O'Donoghue is similarly unromantic about his brief for middle-of-the-road Anglicanism.   The de Marburys abandoned their Catholicism because one of them found it "a barrier to his promotion in the army" (43), but still have a Roman Catholic chapel on the property, along with a second chapel built by the dowager Lady de Marbury as a corrective to the local Tractarian rector's wayward rituals.     A good chunk of the novel's first half caricatures the controversial novel and its catechetical form: the evangelical Mr. Marshall, who has "the Romish controversy quite at his finger-ends" (41), squares off against the Tractarian Mr.
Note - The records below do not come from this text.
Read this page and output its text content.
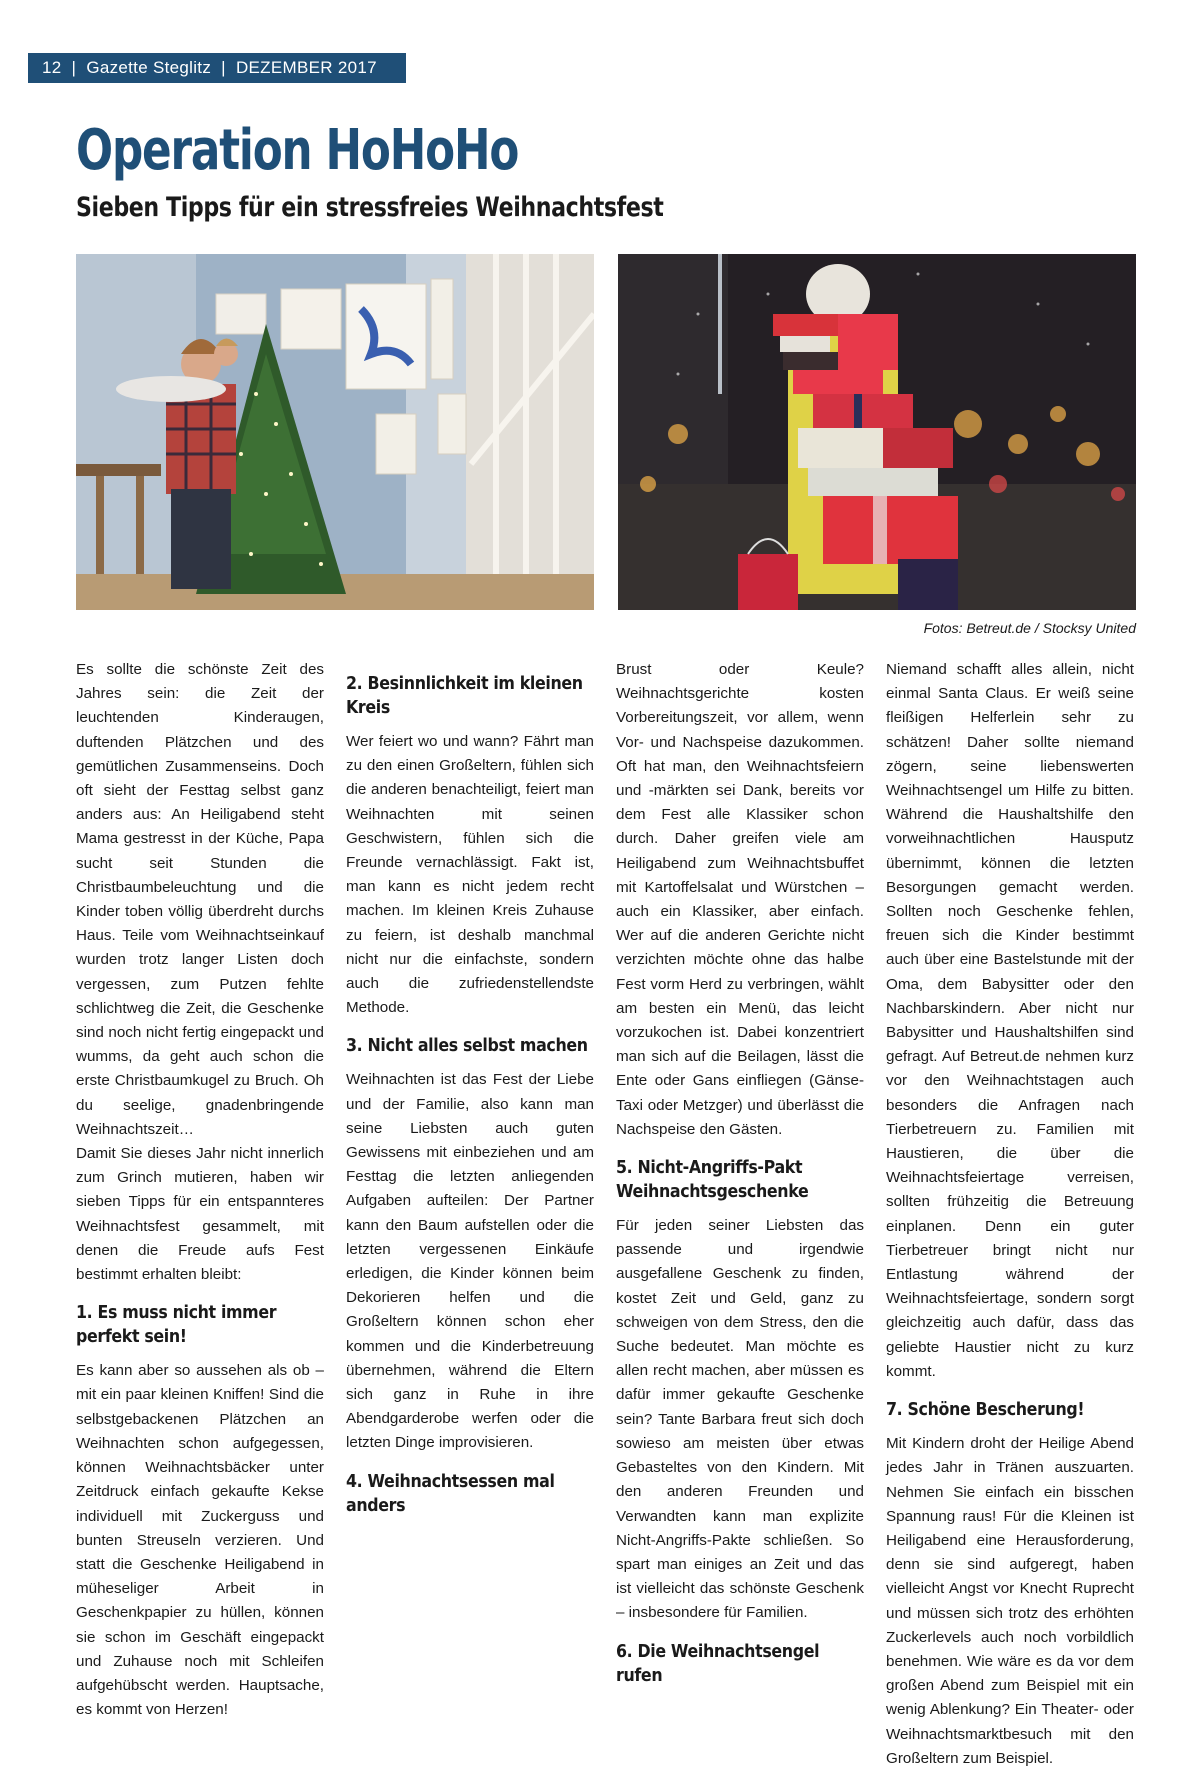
12 | Gazette Steglitz | DEZEMBER 2017
Operation HoHoHo
Sieben Tipps für ein stressfreies Weihnachtsfest
Fotos: Betreut.de / Stocksy United

Es sollte die schönste Zeit des Jahres sein: die Zeit der leuchtenden Kinderaugen, duftenden Plätzchen und des gemütlichen Zusammenseins. Doch oft sieht der Festtag selbst ganz anders aus: An Heiligabend steht Mama gestresst in der Küche, Papa sucht seit Stunden die Christbaumbeleuchtung und die Kinder toben völlig überdreht durchs Haus. Teile vom Weihnachtseinkauf wurden trotz langer Listen doch vergessen, zum Putzen fehlte schlichtweg die Zeit, die Geschenke sind noch nicht fertig eingepackt und wumms, da geht auch schon die erste Christbaumkugel zu Bruch. Oh du seelige, gnadenbringende Weihnachtszeit…

Damit Sie dieses Jahr nicht innerlich zum Grinch mutieren, haben wir sieben Tipps für ein entspannteres Weihnachtsfest gesammelt, mit denen die Freude aufs Fest bestimmt erhalten bleibt:

1. Es muss nicht immer
perfekt sein!

Es kann aber so aussehen als ob – mit ein paar kleinen Kniffen! Sind die selbstgebackenen Plätzchen an Weihnachten schon aufgegessen, können Weihnachtsbäcker unter Zeitdruck einfach gekaufte Kekse individuell mit Zuckerguss und bunten Streuseln verzieren. Und statt die Geschenke Heiligabend in müheseliger Arbeit in Geschenkpapier zu hüllen, können sie schon im Geschäft eingepackt und Zuhause noch mit Schleifen aufgehübscht werden. Hauptsache, es kommt von Herzen!

2. Besinnlichkeit im kleinen Kreis

Wer feiert wo und wann? Fährt man zu den einen Großeltern, fühlen sich die anderen benachteiligt, feiert man Weihnachten mit seinen Geschwistern, fühlen sich die Freunde vernachlässigt. Fakt ist, man kann es nicht jedem recht machen. Im kleinen Kreis Zuhause zu feiern, ist deshalb manchmal nicht nur die einfachste, sondern auch die zufriedenstellendste Methode.

3. Nicht alles selbst machen

Weihnachten ist das Fest der Liebe und der Familie, also kann man seine Liebsten auch guten Gewissens mit einbeziehen und am Festtag die letzten anliegenden Aufgaben aufteilen: Der Partner kann den Baum aufstellen oder die letzten vergessenen Einkäufe erledigen, die Kinder können beim Dekorieren helfen und die Großeltern können schon eher kommen und die Kinderbetreuung übernehmen, während die Eltern sich ganz in Ruhe in ihre Abendgarderobe werfen oder die letzten Dinge improvisieren.

4. Weihnachtsessen mal anders

Brust oder Keule? Weihnachtsgerichte kosten Vorbereitungszeit, vor allem, wenn Vor- und Nachspeise dazukommen. Oft hat man, den Weihnachtsfeiern und -märkten sei Dank, bereits vor dem Fest alle Klassiker schon durch. Daher greifen viele am Heiligabend zum Weihnachtsbuffet mit Kartoffelsalat und Würstchen – auch ein Klassiker, aber einfach. Wer auf die anderen Gerichte nicht verzichten möchte ohne das halbe Fest vorm Herd zu verbringen, wählt am besten ein Menü, das leicht vorzukochen ist. Dabei konzentriert man sich auf die Beilagen, lässt die Ente oder Gans einfliegen (Gänse-Taxi oder Metzger) und überlässt die Nachspeise den Gästen.

5. Nicht-Angriffs-Pakt
Weihnachtsgeschenke

Für jeden seiner Liebsten das passende und irgendwie ausgefallene Geschenk zu finden, kostet Zeit und Geld, ganz zu schweigen von dem Stress, den die Suche bedeutet. Man möchte es allen recht machen, aber müssen es dafür immer gekaufte Geschenke sein? Tante Barbara freut sich doch sowieso am meisten über etwas Gebasteltes von den Kindern. Mit den anderen Freunden und Verwandten kann man explizite Nicht-Angriffs-Pakte schließen. So spart man einiges an Zeit und das ist vielleicht das schönste Geschenk – insbesondere für Familien.

6. Die Weihnachtsengel rufen

Niemand schafft alles allein, nicht einmal Santa Claus. Er weiß seine fleißigen Helferlein sehr zu schätzen! Daher sollte niemand zögern, seine liebenswerten Weihnachtsengel um Hilfe zu bitten. Während die Haushaltshilfe den vorweihnachtlichen Hausputz übernimmt, können die letzten Besorgungen gemacht werden. Sollten noch Geschenke fehlen, freuen sich die Kinder bestimmt auch über eine Bastelstunde mit der Oma, dem Babysitter oder den Nachbarskindern. Aber nicht nur Babysitter und Haushaltshilfen sind gefragt. Auf Betreut.de nehmen kurz vor den Weihnachtstagen auch besonders die Anfragen nach Tierbetreuern zu. Familien mit Haustieren, die über die Weihnachtsfeiertage verreisen, sollten frühzeitig die Betreuung einplanen. Denn ein guter Tierbetreuer bringt nicht nur Entlastung während der Weihnachtsfeiertage, sondern sorgt gleichzeitig auch dafür, dass das geliebte Haustier nicht zu kurz kommt.

7. Schöne Bescherung!

Mit Kindern droht der Heilige Abend jedes Jahr in Tränen auszuarten. Nehmen Sie einfach ein bisschen Spannung raus! Für die Kleinen ist Heiligabend eine Herausforderung, denn sie sind aufgeregt, haben vielleicht Angst vor Knecht Ruprecht und müssen sich trotz des erhöhten Zuckerlevels auch noch vorbildlich benehmen. Wie wäre es da vor dem großen Abend zum Beispiel mit ein wenig Ablenkung? Ein Theater- oder Weihnachtsmarktbesuch mit den Großeltern zum Beispiel.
Hulton and the Roman Catholic priest Father Delawney.  In fact, Marshall reads like a caricature of an evangelical, full of "violence" (51) in his denunciations of the Scarlet Woman--and so, in fact, he is, because he's actually a stealth Jesuit (!), working in concert with Delawney to make Roman Catholic converts (thanks to any publicity being good publicity).  Although the narrative has no brief for Marshall's and Delawney's skulduggery, it does offer up some grudging admiration for Marshall's missionary work, which ultimately leads to him being "sawn asunder" (123).  The novel is similarly critical of popular preaching, which it dismisses as showy rhetoric rather than sound theological or pastoral work; all religous controversy promptly devolves into empty performance.  In any event, this fiasco leads to the eventual implosion of both the Catholic and the Dissenting causes at Donnington--including the demolition of the Catholic chapel, which Sir John turns into a "very picturesque ruin" (266).  (In other words, an update on the plundered abbey motif.)  Again, the narrative undermines Disraeli's fixation on national continuity, while making the new Anglican church that replaces the "schismatical" (269) Dissenting house of worship into a symbol of spiritual and political healing.  (Even then, the reader may well wonder about the new church's exalted memorial to Jacob Delves.)  To the extent that the novel looks to the Church of England, that is, it does so from the point of view of modernity rather than antiquity. Pointedly, the most spiritually authentic moment in the novel occurs in the new church, not during the elaborate rituals hosted by Mr. Hulton, but in the silent devotions of Annie, Sir John, and Annie's two young brothers. True religion, the novel hints, is a thing apart from the noise of denominational strife.   

1 The link says that Donnington Hall has "no Irish content," which, strictly speaking, is untrue: although nothing happens in Ireland, one of the subplots involves an Irish Protestant clergyman, Tom MacMahon (later Mahon), whose hapless career includes courting Lady de Marbury (which ends unfortunately) and becoming a celebrity preacher (which also ends unfortunately).